Интересно, видели ли они его? Если видели, то, наверное, очень развеселились. Может, даже подумали, а не дать ли машине резкий задний ход, чтоб подмять этого бегущего идиота, намотать его на колеса, а потом вымыть их чистой водой, чтоб следов от него, Юрая, не осталось?
Кто его оставил в живых – женщина или мужчина? Кому из них было легче «опуститься до гуманизма»?
Потом ему пришлось искать новую работу, придумывать, как помогать маме и тетке. Не попадался больше на дороге «Мерседес», и Юрай сказал себе: «Забыть!»
На новой своей службе он узнал, что цена человеческой жизни упала обратно пропорционально цене на молоко и мясо. Будто некий «бухгалтер жизни» простейшим способом пытался скоординировать количество едоков и пищи, и знал он для этого один бухгалтерский способ – уменьшение числа. Однажды Юрай почувствовал: его уже не пробирает. Не трогает простота, с какой человек идет на человека с этой самой бухгалтерской целью – чтоб его не было. Этого голубоглазого. Курносого. Морщинистой. Красивой. Белого. Черного. Маленького. Старенького. «Как я могу их судить, если мне уже, в сущности, не жалко ни-ко-го?» – думал иногда Юрай, и тогда надо было выпить. Юрай боялся этого даже еще не пристрастия, а пока только легкого способа забыться, он понимал, что на этом пути, где не он первый, не он последний, оставляли все: ум, талант, порядочность, да что там – всего себя без, поэтому – хотя никто этого не знал, – окорачивал себя, где только мог.

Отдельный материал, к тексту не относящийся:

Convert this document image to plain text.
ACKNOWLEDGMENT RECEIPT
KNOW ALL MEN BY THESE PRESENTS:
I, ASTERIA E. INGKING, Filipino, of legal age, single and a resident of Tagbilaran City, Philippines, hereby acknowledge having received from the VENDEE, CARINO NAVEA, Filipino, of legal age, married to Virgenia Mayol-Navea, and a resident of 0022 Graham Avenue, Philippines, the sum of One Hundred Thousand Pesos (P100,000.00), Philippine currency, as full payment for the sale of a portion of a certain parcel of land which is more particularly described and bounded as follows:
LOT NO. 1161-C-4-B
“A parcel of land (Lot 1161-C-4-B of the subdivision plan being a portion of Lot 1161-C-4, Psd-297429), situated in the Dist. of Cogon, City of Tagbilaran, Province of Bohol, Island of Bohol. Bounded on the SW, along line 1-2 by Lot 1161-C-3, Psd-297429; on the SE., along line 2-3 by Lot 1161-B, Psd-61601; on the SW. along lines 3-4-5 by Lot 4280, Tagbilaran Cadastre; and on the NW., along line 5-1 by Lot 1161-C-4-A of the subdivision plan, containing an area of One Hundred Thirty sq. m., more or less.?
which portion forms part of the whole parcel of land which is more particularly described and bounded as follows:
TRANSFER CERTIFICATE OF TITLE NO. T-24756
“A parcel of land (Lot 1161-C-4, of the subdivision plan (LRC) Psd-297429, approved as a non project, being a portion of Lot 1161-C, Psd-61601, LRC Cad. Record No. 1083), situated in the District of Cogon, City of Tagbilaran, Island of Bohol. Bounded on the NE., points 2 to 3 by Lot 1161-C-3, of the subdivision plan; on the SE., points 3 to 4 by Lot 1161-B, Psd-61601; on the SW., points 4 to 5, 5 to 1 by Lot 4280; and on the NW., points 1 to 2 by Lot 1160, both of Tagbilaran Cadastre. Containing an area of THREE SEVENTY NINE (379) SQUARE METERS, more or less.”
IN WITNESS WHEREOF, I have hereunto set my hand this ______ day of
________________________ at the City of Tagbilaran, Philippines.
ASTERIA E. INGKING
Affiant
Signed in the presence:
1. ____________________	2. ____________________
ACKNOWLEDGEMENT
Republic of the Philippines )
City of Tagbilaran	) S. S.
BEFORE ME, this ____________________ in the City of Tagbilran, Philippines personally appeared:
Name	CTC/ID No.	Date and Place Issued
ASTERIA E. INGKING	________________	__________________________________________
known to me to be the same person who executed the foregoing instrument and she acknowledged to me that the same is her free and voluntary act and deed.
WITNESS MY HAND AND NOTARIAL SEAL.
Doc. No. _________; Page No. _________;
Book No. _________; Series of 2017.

Правда, в тот день, когда просверлили ему дырку в полу, он очень пожалел, что запретил себе держать дома выпивку. Очень хотелось надраться. «Надрался» крепким чаем. Пил и думал. Думал и пил. Ерунда это или не ерунда? Мелкое хулиганство или некое предупреждение? Но тогда за что и почему?
Хочешь – не хочешь, но ведь совпало по времени – письмо от мамы про Олю Кравцову и вонючая проволока в дырке.
Неужели Лодя-Лодя вышли на тропу войны? Ведь они наверняка знали про труп. Они догадались, что и он знает. Вот его и выманили в дырочку, как выманивал он сам в детстве паука-тарантула. Выманили напомнить: никто не забыт и ничто не забыто. Ему это было сказано в образно-обонятельной форме.
В домоуправлении ему вяло сообщили, что три квартиры на седьмом этаже месяц как проданы под офис. Сейчас там идет перестройка, потому и дрель и все такое… Сказать про дерьмо было стыдно. Резонно получишь ответ, мол, а ты чего туда лез проволокой? А если бы рабочему, случайно ошибшемуся человеку, попал в глаз?
Одним словом, молчал Юрай. Аккуратненько в пакетик сметая опилки. Опилки были чисты и нейтральны, а дырочку пришлось вымыть, заливая кипятком, но это удовольствие для себя, любимого. Никто снизу ошпаренный ему не крикнул.